Luciano Correia da Silva
Quem passou pela experiência de viajar de trem até São Paulo certamente carrega muitas lembranças dessa aventura que poderia durar oito ou dez horas. A despeito do conforto e da rapidez dos dias atuais, as memórias que se mantém do tempo em que os trens de passageiros cruzavam a cidade em direção à capital revelam situações de uma época em que a obsessão com a pressa ainda não determinava o comportamento das pessoas. Bastava soar o apito do chefe da estação para que o barulho forte dos vagões engatados desse início à aventura.

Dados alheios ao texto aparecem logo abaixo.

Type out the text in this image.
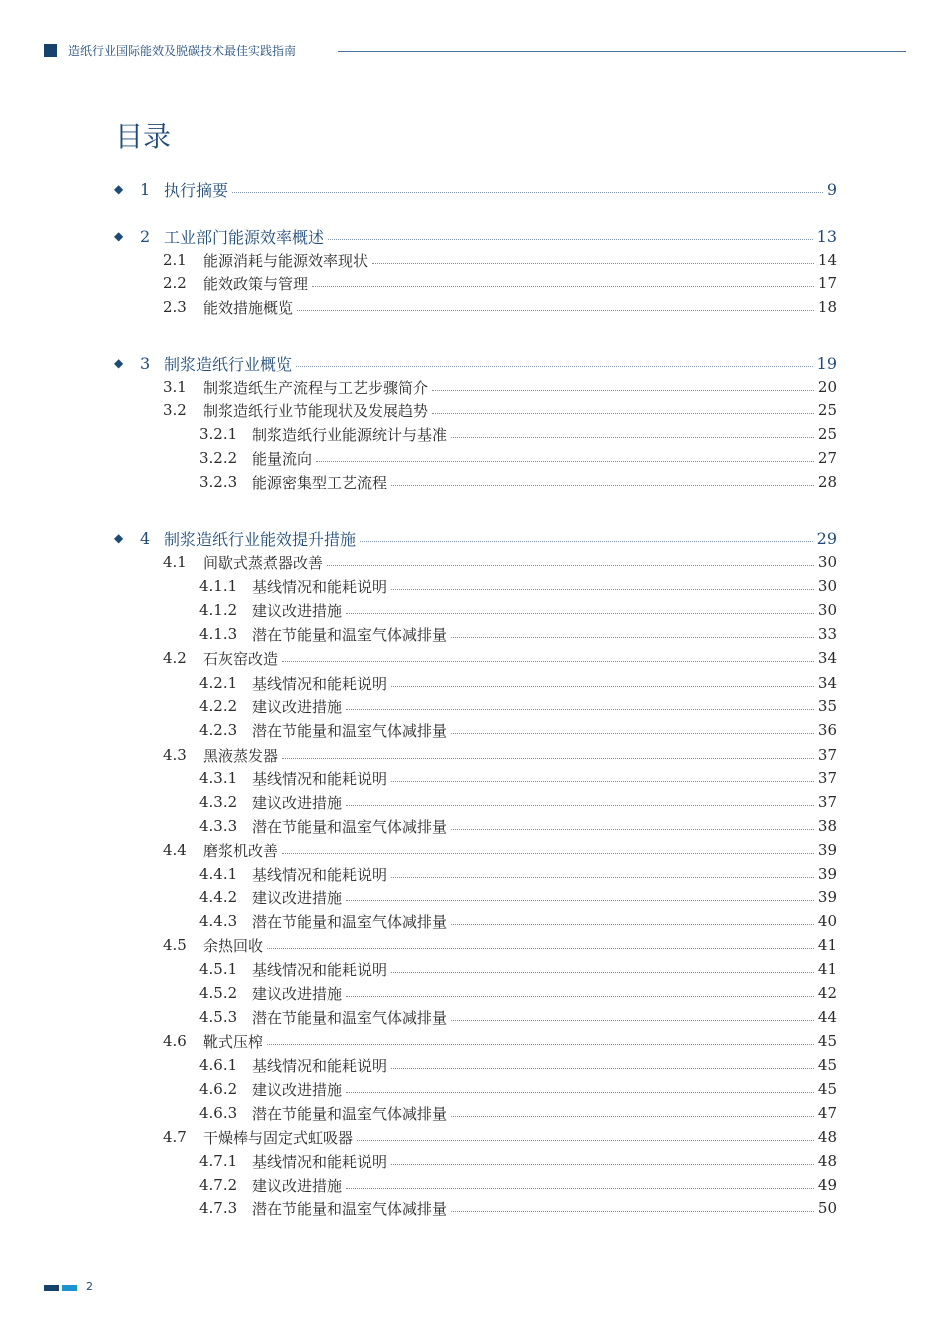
造纸行业国际能效及脱碳技术最佳实践指南
目录
◆ 1 执行摘要	9
◆ 2 工业部门能源效率概述	13
2.1	能源消耗与能源效率现状	14
2.2	能效政策与管理	17
2.3	能效措施概览	18
◆ 3 制浆造纸行业概览	19
3.1	制浆造纸生产流程与工艺步骤简介	20
3.2	制浆造纸行业节能现状及发展趋势	25
3.2.1 制浆造纸行业能源统计与基准	25
3.2.2 能量流向	27
3.2.3 能源密集型工艺流程	28
◆ 4 制浆造纸行业能效提升措施	29
4.1	间歇式蒸煮器改善	30
4.1.1 基线情况和能耗说明	30
4.1.2 建议改进措施	30
4.1.3 潜在节能量和温室气体减排量	33
4.2	石灰窑改造	34
4.2.1 基线情况和能耗说明	34
4.2.2 建议改进措施	35
4.2.3 潜在节能量和温室气体减排量	36
4.3	黑液蒸发器	37
4.3.1 基线情况和能耗说明	37
4.3.2 建议改进措施	37
4.3.3 潜在节能量和温室气体减排量	38
4.4	磨浆机改善	39
4.4.1 基线情况和能耗说明	39
4.4.2 建议改进措施	39
4.4.3 潜在节能量和温室气体减排量	40
4.5	余热回收	41
4.5.1 基线情况和能耗说明	41
4.5.2 建议改进措施	42
4.5.3 潜在节能量和温室气体减排量	44
4.6	靴式压榨	45
4.6.1 基线情况和能耗说明	45
4.6.2 建议改进措施	45
4.6.3 潜在节能量和温室气体减排量	47
4.7	干燥棒与固定式虹吸器	48
4.7.1 基线情况和能耗说明	48
4.7.2 建议改进措施	49
4.7.3 潜在节能量和温室气体减排量	50
2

De um patrimônio ferroviário que se diluiu com o tempo restam resquícios, como os trilhos que ainda atravessam a cidade e algumas edificações que remetem ao auge do meio de transporte de pessoas e cargas que predominou até meados do século 20, quando então o país optou pelas rodovias.
O conjunto de casas que forma o Centro de Convivência, em frente ao Lanchódromo, é um exemplo disso. Construídas em 1926, elas serviam de moradia para funcionários da Estrada de Ferro Sorocabana. Perto dali, ainda se encontra o prédio do Museu Municipal que era parte da estrutura da estação ferroviária. Os mais velhos ainda se lembram das charretes estacionadas na rua de paralelepípedos aguardando a chegada dos passageiros.
Mais imponente, a “Casa dos Ingleses”, na Avenida Rodrigues Alves, abrigava funcionários mais graduados de outra estrada de ferro, a São Paulo Paraná. Por sua posição geográfica estratégica, Ourinhos foi um importante ponto de entroncamento ferroviário transpondo o rio Paranapanema em direção aos estados do sul. O termo utilizado para definir aquele conjunto que servia de moradia e de escritórios da administração faz referência aos engenheiros ingleses que estavam à frente da ferrovia.
A chegada da estrada de ferro nesta região está relacionada ao escoamento da produção cafeeira do período. A ideia de construir uma ferrovia na região entre os rios Tietê e Paranapanema, passando pelas cidades de Tietê, Botucatu, São Sebastião do Tijuco Preto (Piraju) e Salto do Dourado (Salto Grande) aparece no relatório de 1882 apresentado aos acionistas da Companhia Estrada de Ferro Sorocabana.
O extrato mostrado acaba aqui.